In Bangladesh, the Liberation War of 1971 and Independence Day is religiously celebrated by millions. Within the educational curriculum, there is an emphasis of a cultural struggle against the ‘colonial’ Pakistanis which was centred on the preservation of Bengali tradition, heritage and language.
However in Pakistan, the deafening silence regarding the events of 1971 within academic and political discourse, one could argue, is indicative of the country’s tacit admission of guilt. This is further exemplified by the propaganda spread by West Pakistan at the time that East Pakistanis were apostating and becoming Hindus while allying with India, which is still parroted by some to this day.
But in the context of how the above continues to influence the dynamics between British Pakistanis and Bangladeshis is glaringly obvious for me. It goes without saying that beneath the “machi paan” and “dhal roti” jokes, historical grievances and complexes still shape how these two groups perceive each other.
It is a common mindset among many Bangladeshis that Pakistanis are generally arrogant, untrustworthy, and prone to oppression and racism. Similarly, many Pakistanis perceive Bangladeshis as inferior, physically weak, and yes, usually short and dark skinned. And this poisonous distrust that many Bangladeshis have, and this arrogant superiority complex that many Pakistanis espouse was ultimately born out of one thing – nationalism, or asabiyya in Arabic – a disease which was unequivocally condemned and cursed by the same Prophet who is beloved to both groups.
In my humble opinion, and I will most likely be labelled a razakar (traitor) by many Bangladeshis for saying this, but there was only one real victor in the war on 1971 – and that was India. India successfully managed to eradicate a significant military threat on its eastern frontier by turning it into a proxy, whilst capitalising on West Pakistan’s weakness in other fronts during that period. The nightmare of a united Pakistan on its eastern and western borders which could simultaneously carry out air and ground raids in the situation of total war gave India sleepless nights. Therefore, what better outcome could India have wished for than to turn a hostile East Pakistan to a subservient Bangladesh by successfully amputating one of Pakistan’s limbs?

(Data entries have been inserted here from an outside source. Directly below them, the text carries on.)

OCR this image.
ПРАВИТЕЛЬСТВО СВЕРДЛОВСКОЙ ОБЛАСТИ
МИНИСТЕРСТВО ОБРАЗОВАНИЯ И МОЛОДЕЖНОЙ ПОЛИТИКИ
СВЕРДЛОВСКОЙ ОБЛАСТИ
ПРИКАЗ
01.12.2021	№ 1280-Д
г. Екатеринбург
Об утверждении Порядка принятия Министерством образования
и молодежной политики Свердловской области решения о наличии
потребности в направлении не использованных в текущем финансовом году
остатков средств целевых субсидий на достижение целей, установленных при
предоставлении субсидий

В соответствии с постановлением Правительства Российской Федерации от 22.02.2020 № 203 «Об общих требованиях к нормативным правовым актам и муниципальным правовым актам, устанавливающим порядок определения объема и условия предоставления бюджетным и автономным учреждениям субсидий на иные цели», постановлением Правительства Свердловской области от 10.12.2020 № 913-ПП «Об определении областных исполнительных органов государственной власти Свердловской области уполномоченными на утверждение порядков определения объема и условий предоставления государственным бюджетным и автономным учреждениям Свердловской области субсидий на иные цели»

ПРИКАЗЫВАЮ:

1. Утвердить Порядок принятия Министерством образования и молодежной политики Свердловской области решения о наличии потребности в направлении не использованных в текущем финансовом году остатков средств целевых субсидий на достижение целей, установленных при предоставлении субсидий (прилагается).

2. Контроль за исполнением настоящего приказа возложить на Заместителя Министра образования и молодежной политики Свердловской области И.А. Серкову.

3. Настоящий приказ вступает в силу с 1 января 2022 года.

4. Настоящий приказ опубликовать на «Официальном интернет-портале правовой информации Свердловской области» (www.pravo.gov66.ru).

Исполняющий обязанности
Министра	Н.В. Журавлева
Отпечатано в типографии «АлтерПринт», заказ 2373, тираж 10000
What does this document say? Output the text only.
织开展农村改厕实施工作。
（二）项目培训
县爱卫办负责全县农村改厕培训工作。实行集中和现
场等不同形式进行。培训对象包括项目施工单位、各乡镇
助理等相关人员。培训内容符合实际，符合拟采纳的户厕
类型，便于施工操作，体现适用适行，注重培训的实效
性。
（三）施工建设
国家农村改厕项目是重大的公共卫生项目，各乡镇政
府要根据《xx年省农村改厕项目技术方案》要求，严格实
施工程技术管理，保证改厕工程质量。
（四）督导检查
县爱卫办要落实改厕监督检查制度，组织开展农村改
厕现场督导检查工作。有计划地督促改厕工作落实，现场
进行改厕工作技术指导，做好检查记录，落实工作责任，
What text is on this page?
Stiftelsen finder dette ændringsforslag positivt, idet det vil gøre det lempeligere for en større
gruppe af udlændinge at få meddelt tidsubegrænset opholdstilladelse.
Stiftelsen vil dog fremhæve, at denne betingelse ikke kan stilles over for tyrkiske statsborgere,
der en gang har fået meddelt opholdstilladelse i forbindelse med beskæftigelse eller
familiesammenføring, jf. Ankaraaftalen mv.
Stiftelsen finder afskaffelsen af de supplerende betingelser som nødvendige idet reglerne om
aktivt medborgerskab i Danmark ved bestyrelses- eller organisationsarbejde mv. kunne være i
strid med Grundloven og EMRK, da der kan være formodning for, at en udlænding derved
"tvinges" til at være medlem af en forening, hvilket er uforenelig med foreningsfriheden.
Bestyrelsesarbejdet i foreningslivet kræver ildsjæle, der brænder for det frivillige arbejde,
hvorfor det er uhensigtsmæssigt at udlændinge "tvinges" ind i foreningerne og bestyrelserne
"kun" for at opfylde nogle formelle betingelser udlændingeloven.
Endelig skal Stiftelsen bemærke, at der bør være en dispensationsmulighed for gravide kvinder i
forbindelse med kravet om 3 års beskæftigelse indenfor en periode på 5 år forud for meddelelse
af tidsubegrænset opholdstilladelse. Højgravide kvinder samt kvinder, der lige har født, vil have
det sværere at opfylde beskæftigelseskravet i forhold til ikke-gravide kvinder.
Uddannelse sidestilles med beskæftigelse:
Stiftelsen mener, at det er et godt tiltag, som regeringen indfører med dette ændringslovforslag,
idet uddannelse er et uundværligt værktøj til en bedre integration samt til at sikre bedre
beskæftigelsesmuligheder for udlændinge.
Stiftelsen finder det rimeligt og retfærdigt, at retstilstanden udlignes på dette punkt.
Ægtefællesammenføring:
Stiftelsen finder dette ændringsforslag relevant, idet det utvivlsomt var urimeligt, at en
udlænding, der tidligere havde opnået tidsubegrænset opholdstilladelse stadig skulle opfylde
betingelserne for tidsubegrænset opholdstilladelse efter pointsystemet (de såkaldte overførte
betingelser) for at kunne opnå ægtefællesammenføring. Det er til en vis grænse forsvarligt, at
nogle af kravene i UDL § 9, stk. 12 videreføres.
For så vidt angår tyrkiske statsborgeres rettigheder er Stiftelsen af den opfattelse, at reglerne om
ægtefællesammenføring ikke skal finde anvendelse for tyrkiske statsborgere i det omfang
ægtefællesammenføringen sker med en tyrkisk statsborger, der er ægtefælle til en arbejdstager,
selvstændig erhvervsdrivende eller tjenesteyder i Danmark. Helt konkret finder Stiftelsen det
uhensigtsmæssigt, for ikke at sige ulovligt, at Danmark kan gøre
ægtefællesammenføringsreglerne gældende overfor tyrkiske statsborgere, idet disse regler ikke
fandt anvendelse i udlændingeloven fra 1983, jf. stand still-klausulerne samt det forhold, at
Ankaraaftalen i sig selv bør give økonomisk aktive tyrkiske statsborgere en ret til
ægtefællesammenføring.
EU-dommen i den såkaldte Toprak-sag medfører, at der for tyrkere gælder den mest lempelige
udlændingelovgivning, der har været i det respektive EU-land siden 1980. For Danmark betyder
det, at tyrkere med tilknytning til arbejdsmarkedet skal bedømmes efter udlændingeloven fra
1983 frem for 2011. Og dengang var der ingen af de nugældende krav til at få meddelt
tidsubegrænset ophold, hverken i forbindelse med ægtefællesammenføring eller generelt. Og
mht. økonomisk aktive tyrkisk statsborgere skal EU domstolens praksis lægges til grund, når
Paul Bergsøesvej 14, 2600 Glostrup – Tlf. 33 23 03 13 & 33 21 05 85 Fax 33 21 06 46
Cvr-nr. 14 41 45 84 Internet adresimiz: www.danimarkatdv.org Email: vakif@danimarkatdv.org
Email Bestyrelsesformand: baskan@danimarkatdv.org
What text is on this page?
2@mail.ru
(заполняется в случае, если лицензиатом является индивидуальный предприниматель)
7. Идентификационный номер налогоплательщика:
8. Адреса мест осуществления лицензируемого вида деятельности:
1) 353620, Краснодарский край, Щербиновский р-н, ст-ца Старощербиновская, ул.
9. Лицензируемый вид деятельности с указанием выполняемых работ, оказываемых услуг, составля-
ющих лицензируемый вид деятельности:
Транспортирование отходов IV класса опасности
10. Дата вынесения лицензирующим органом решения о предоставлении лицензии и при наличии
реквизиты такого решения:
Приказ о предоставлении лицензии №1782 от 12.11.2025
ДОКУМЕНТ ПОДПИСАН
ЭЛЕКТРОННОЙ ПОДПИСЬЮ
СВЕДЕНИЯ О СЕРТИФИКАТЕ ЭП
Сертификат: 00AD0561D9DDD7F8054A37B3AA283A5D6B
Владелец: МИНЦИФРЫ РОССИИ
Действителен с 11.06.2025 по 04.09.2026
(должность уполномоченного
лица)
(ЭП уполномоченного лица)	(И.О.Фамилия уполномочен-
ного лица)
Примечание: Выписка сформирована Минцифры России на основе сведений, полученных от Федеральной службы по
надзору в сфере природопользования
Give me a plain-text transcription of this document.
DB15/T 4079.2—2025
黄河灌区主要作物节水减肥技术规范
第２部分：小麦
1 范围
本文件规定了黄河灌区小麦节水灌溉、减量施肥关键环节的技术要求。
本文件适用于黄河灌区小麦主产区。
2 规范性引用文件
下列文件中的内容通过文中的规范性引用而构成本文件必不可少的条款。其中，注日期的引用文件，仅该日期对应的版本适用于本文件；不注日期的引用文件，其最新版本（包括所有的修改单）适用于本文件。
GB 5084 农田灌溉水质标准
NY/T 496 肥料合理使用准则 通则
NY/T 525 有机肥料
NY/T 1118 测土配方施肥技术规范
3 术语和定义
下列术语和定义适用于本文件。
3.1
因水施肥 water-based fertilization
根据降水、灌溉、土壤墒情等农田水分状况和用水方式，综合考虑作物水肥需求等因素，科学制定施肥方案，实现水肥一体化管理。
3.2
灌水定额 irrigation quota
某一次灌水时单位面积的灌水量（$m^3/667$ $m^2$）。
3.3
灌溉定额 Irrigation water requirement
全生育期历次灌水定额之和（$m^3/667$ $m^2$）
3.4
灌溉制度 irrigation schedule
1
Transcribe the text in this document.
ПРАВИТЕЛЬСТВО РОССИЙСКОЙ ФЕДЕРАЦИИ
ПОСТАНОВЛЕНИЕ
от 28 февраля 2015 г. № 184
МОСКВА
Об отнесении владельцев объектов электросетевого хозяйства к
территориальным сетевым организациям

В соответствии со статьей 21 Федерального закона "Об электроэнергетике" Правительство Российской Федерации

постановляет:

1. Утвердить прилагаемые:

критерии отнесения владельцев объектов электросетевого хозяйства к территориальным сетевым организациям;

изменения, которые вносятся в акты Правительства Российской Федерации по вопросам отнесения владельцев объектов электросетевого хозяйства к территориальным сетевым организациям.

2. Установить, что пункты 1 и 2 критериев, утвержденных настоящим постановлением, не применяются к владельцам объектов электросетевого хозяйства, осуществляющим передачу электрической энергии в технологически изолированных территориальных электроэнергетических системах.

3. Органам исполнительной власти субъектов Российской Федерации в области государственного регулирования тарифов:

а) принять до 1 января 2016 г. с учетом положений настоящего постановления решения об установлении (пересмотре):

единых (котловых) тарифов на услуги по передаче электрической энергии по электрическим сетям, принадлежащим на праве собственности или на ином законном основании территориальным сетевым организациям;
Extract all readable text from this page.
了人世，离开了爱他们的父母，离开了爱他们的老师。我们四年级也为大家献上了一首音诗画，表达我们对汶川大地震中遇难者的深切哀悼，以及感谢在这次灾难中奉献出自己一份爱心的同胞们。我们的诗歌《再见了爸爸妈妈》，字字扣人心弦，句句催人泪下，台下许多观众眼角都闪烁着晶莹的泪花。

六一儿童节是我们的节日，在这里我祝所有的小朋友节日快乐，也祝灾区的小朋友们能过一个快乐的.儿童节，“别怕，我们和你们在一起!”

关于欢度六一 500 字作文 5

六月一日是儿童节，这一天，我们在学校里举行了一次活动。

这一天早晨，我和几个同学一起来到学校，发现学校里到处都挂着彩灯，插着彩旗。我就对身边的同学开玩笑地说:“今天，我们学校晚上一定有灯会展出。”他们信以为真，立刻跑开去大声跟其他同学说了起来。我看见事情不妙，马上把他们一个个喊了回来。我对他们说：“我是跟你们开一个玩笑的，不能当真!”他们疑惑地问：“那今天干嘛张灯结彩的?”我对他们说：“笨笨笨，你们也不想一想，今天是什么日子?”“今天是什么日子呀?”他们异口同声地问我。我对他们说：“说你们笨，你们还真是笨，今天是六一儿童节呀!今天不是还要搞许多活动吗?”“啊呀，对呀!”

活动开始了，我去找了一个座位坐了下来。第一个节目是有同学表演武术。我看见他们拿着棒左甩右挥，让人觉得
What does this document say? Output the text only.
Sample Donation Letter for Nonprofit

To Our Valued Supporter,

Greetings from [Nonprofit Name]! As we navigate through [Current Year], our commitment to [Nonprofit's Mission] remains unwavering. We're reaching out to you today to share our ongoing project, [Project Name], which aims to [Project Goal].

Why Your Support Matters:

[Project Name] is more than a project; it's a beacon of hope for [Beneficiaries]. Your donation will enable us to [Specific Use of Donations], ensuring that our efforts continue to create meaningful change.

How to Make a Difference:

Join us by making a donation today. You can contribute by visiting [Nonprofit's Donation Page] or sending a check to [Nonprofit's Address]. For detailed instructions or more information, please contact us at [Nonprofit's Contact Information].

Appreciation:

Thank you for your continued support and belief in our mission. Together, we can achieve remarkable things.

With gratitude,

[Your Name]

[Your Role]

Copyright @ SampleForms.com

The underlying tribalism that shapes the Pakistani psyche towards their Bangladeshi brethren, is no different to how the predominantly powerful and wealthy Punjabi elite perceive Muhajirs, Balochis, Pathans, Sindhis, Sheedis and other ethnicities that fall under their fragile ‘national’ identity. This toxic mindset will remain an obstacle towards unity and collective prosperity if it continues to dominate the thinking of the ruling elite and the wider populace. And such resentments held by these aggrieved groups will only act as a gateway for external powers like India, the US and Israel to use these legitimate grievances to agitate separatist aspirations and to de-stabilise Pakistan.